The Dodgers’ chances take a huge hit with the loss of Chad Billingsley (3.41), who if he returns from his latest bout of elbow inflammation will likely be limited to a bullpen role. That leaves the number two spot in the hands of the fading Capuano unless Beckett can rediscover his lost form. Note that the team’s chances fall if Aaron Harang (4.24) is swapped in for any of the starters. On the other hand, note that the 4.01 runs per game produced by the offense is based on a lineup that lacked Matt Kemp for two months and that more recently underwent a significant facelift via the additions of Hanley Ramirez and Adrian Gonzalez, massive upgrades over the unproductive Dee Gordon, Juan Uribe and James Loney. Swap in the team’s second half scoring rate of 4.37 runs per game, and the Dodgers’ estimate rises to .541, even without Billingsley.

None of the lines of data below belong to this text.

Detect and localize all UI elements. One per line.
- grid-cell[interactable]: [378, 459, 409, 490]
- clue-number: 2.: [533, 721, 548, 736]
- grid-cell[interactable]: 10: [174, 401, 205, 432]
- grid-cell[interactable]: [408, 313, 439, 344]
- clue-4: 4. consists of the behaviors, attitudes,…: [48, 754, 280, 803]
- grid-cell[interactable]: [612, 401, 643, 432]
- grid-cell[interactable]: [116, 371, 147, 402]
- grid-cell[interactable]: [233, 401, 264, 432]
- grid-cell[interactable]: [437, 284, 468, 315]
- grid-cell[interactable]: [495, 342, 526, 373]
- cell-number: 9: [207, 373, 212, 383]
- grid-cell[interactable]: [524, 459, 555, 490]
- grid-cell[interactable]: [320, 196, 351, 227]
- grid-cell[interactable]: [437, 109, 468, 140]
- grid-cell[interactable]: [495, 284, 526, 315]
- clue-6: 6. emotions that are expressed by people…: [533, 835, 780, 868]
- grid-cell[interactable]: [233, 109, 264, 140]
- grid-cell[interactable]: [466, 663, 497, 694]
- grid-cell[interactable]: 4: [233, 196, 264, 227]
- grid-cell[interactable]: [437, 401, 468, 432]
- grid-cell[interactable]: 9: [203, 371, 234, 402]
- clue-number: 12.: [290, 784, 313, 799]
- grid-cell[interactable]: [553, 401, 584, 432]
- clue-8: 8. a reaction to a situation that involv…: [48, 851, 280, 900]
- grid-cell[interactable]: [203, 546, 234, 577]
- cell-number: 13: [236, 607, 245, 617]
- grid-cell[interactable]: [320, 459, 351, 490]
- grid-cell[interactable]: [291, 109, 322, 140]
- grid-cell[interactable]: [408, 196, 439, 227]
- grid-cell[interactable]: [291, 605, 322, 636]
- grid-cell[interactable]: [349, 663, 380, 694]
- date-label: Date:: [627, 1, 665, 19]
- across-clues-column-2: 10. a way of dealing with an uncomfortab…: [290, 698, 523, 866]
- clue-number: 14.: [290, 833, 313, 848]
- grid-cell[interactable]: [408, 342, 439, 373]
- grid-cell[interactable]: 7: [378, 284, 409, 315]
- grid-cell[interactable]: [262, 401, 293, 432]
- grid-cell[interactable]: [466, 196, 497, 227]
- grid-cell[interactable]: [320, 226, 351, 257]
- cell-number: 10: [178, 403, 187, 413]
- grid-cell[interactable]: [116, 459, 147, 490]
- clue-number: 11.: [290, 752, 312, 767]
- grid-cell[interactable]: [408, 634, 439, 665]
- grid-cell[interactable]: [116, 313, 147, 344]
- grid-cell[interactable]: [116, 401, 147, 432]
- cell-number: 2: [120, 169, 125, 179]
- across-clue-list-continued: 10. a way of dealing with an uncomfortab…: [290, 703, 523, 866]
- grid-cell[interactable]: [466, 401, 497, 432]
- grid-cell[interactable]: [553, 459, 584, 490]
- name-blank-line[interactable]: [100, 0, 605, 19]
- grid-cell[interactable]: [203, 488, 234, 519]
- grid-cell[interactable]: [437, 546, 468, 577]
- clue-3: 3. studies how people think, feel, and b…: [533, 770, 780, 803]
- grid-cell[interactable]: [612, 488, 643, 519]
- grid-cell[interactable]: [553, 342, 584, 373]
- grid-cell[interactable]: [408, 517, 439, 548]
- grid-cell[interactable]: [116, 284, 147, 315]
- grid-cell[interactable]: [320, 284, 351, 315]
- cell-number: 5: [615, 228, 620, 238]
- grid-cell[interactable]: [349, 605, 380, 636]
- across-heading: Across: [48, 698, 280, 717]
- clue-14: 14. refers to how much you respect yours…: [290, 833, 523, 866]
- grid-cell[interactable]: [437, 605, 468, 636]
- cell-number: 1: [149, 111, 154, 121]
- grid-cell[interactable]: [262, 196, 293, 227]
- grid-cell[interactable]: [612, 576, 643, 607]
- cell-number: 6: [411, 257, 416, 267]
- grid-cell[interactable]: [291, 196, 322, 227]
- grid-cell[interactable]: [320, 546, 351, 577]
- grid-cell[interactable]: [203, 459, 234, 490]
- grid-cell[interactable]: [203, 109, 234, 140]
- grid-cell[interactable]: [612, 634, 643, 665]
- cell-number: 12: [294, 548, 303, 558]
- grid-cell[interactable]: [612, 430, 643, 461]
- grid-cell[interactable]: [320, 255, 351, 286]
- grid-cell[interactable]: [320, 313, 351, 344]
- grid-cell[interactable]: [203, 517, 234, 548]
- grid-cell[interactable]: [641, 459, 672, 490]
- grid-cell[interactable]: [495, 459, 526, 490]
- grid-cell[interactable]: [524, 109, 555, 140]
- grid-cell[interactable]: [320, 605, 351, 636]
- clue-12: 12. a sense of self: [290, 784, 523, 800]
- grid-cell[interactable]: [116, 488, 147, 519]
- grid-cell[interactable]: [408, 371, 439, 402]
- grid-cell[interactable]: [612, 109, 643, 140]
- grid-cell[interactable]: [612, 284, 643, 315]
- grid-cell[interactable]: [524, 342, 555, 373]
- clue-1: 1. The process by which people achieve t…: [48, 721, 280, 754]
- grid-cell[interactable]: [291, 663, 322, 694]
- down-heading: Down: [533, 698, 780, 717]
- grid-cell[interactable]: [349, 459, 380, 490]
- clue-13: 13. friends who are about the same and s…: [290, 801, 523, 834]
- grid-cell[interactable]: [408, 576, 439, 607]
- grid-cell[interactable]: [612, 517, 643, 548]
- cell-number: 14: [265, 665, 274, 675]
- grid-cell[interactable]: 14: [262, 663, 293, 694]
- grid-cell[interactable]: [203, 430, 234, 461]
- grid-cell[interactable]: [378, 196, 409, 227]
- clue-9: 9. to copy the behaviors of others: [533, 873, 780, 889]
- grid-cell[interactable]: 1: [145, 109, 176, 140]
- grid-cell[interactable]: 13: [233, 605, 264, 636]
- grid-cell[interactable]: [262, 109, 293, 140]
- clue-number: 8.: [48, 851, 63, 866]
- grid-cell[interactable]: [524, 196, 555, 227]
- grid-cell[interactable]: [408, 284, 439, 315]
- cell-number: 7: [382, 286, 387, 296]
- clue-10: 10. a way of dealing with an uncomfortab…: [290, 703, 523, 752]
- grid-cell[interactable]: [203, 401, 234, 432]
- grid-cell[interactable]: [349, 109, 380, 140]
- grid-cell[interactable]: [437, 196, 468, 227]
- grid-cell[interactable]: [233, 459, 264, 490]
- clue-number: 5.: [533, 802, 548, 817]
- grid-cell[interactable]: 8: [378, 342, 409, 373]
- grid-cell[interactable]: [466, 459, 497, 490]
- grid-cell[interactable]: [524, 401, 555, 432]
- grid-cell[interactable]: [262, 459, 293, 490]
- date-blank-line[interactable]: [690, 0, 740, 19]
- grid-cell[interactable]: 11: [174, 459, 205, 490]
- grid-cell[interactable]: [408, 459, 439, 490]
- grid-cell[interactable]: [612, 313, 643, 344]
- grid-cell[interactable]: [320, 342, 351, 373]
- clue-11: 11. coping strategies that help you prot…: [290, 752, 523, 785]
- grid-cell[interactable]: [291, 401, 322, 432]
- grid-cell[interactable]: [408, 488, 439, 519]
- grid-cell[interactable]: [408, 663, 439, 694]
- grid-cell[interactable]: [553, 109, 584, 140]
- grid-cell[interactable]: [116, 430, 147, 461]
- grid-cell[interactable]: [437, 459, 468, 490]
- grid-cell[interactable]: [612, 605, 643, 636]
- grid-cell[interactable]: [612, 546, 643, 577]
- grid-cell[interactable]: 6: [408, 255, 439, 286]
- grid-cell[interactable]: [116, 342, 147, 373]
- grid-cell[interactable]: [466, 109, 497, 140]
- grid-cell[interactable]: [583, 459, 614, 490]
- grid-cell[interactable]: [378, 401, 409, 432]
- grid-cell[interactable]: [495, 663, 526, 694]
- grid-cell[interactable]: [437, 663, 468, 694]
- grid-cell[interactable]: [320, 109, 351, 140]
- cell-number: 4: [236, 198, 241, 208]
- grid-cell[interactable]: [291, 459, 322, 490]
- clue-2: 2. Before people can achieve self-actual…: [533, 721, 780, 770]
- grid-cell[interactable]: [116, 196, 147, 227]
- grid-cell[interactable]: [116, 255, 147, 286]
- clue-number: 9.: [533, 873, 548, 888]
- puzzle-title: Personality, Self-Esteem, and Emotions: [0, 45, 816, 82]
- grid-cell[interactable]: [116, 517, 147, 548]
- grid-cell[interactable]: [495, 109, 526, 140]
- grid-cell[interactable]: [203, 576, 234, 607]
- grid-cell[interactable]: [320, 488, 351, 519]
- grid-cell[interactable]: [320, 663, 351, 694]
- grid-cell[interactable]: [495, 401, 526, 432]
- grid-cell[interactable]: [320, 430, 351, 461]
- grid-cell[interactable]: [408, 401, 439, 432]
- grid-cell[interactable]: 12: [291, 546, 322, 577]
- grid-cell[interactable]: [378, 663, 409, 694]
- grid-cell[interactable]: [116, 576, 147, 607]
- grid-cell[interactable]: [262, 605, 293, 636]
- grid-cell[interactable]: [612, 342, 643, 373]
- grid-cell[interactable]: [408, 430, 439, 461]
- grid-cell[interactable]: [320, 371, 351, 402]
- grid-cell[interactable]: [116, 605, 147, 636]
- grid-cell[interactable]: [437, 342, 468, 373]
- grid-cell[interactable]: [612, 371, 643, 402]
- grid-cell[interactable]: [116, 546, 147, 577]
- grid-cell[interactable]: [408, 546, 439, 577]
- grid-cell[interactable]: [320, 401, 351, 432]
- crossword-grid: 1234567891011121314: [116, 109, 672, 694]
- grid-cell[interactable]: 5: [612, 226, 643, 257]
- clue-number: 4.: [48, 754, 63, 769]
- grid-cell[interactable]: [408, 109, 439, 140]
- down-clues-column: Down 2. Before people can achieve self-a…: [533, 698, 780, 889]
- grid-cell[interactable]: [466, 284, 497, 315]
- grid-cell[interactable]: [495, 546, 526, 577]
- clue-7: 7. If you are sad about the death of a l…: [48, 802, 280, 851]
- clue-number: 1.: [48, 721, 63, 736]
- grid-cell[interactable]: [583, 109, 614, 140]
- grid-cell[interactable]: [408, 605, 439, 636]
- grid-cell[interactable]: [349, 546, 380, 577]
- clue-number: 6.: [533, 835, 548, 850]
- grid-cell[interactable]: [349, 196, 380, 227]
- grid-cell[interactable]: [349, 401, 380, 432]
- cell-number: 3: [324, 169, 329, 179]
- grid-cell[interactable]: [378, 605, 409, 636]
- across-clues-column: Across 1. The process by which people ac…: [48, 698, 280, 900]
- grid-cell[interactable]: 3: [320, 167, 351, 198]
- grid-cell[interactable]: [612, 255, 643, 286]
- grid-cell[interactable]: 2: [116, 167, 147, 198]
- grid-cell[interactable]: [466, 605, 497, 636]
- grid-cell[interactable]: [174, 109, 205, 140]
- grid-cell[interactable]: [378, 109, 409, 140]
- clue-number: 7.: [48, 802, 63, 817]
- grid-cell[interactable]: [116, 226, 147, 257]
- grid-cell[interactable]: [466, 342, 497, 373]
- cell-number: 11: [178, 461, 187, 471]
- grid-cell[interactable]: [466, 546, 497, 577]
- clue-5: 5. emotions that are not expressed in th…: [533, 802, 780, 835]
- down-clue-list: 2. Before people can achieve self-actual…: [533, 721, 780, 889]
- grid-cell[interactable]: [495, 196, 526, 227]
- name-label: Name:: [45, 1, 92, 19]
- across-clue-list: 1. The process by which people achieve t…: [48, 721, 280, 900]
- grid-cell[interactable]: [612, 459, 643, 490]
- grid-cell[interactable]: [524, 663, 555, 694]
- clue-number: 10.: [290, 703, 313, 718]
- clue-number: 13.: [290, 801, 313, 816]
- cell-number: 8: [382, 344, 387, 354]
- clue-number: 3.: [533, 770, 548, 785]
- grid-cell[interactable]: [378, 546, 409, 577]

Kershaw is still Kershaw – some of those curves he was snapping off Tuesday night were among the tightest I’ve ever seen from him – but unfortunately, in the same way that Billingsley came back from a tough first half as we’d expected, Capuano is in the midst of a second-half slide. Capuano’s a notorious first-half pitcher (3.70 ERA vs 4.96 career) and it’s happening again this year, with a line of “.669 OPS against and 2.91 ERA in 18 starts before the break” turning into “.731 OPS against and 4.91 ERA in ten starts since,” a very worrisome trend.
Beyond Capuano… well, Beckett, Blanton, and Harang may all be the same kind of guy. Beckett was decent in his first start and very good in his second, but is still having a down year overall; Blanton was a disaster in his first four outings before turning it around for his last two; and Harang is what he is, a decent innings-eater who is fine for the long haul but who you absolutely do not want starting in a playoff game. They’re good space fillers, but not really the type of guy you want matched up against Gio Gonzalez, Jordan Zimmermann, or Johnny Cueto, which is exactly what might happen if the Dodgers are forced to use Kershaw in the final game or two against San Francisco or in a one-game wild card playoff immediately after.
I don’t want to get too pessimistic here, because you do still have Kershaw, this offense could catch fire in half a heartbeat and I still believe in the bullpen, especially when Kenley Jansen returns. And importantly above all, there’s still six head-to-head games with the Giants and four against the Cardinals (currently holding down that second wild card spot), and that allows the Dodgers to have some control over their fate rather than just watching San Francisco pull out a magic finish against some other team every night. It’s still eminently possible for the Dodgers to take this division back, or to sneak in as the wild card. They’re just running out of time, and with that first crack at the Giants coming tomorrow, it’s going to have to happen right now. With a starting rotation that features only one sure thing, support needs to come from somewhere else, so Kemp, Gonzalez, Victorino, etc: now would be a good time.